HS2 aims to link the North of England with high-speed rail links, putting Birmingham 2 hours, not 3 from London. The argument goes that this will save business time and money, and help the regeneration of Northern shitholes. This is utter bollocks. The evidence from Lyon and Osaka is that provincial cities have the life sucked out of them by fast rail links to the capital, as it reduces the importance of regional offices of national companies. It’s easier to do business in Birmingham with a London base. And unfortunately for Birmingham, the greater rewards of London mean that as it’s easier to do business in London, at the Margin, jobs and capital will be further sucked from the provinces to the capital as a result of high speed rail.
It will end up moving the commuter belt farther out along the rail corridor, to the detriment of the local job and economy. So HS2 will suck jobs and capital out of Birmingham leaving empty industrial parks and office blocks surrounded by sterile commuter “communities”.
HS2 will wreak this devastation at a cost vastly greater than increasing the capacity or extending the regular trains. Of course ministers and mandarins know this. So why is it going ahead?
Mandarins and Ministers are overconfident in their analysis (guesswork) and think they know better than experience of other countries.
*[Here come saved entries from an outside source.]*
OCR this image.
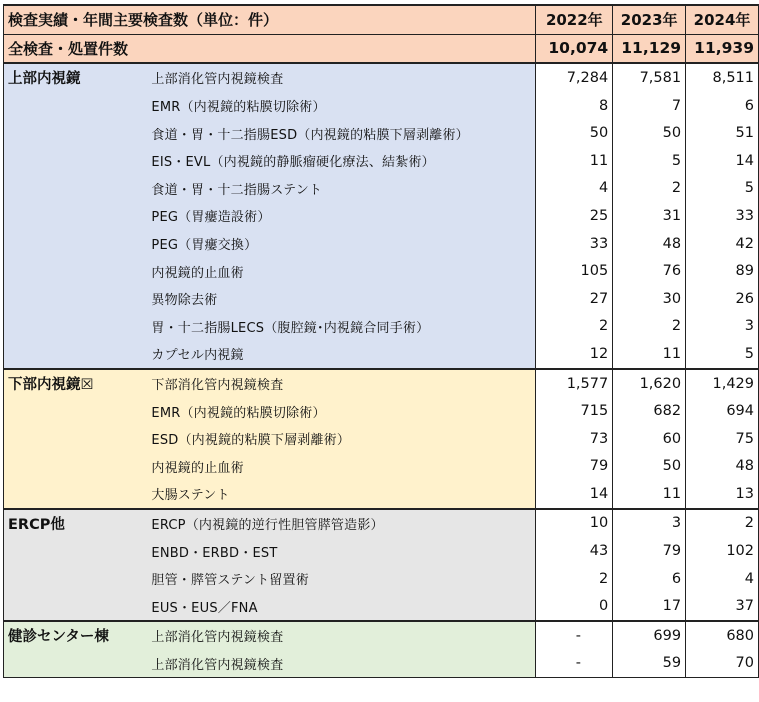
検査実績・年間主要検査数（単位：件）		2022年	2023年	2024年
全検査・処置件数		10,074	11,129	11,939
上部内視鏡	上部消化管内視鏡検査	7,284	7,581	8,511
	EMR（内視鏡的粘膜切除術）	8	7	6
	食道・胃・十二指腸ESD（内視鏡的粘膜下層剥離術）	50	50	51
	EIS・EVL（内視鏡的静脈瘤硬化療法、結紮術）	11	5	14
	食道・胃・十二指腸ステント	4	2	5
	PEG（胃瘻造設術）	25	31	33
	PEG（胃瘻交換）	33	48	42
	内視鏡的止血術	105	76	89
	異物除去術	27	30	26
	胃・十二指腸LECS（腹腔鏡･内視鏡合同手術）	2	2	3
	カプセル内視鏡	12	11	5
下部内視鏡☒	下部消化管内視鏡検査	1,577	1,620	1,429
	EMR（内視鏡的粘膜切除術）	715	682	694
	ESD（内視鏡的粘膜下層剥離術）	73	60	75
	内視鏡的止血術	79	50	48
	大腸ステント	14	11	13
ERCP他	ERCP（内視鏡的逆行性胆管膵管造影）	10	3	2
	ENBD・ERBD・EST	43	79	102
	胆管・膵管ステント留置術	2	6	4
	EUS・EUS／FNA	0	17	37
健診センター棟	上部消化管内視鏡検査	-	699	680
	上部消化管内視鏡検査	-	59	70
Mandarins and Ministers are the kind of people who benefit from a shiny new train to and from London, as are the ‘business leaders’ who are also said to be in favour. They benefit, the cities don’t.
Ministers need to do “something” about the economy and capital spending is seen as something. HS2 is therefore ‘something’, so it will get done.
High speed rail is shiny and high-tech, and Ministers like to be photgraphed next to shiny modern and expensive bits of engineering.
These are not good reasons to spend billions of taxpayer’s money, especially when it makes the poor bits of the country poorer and the rich richer.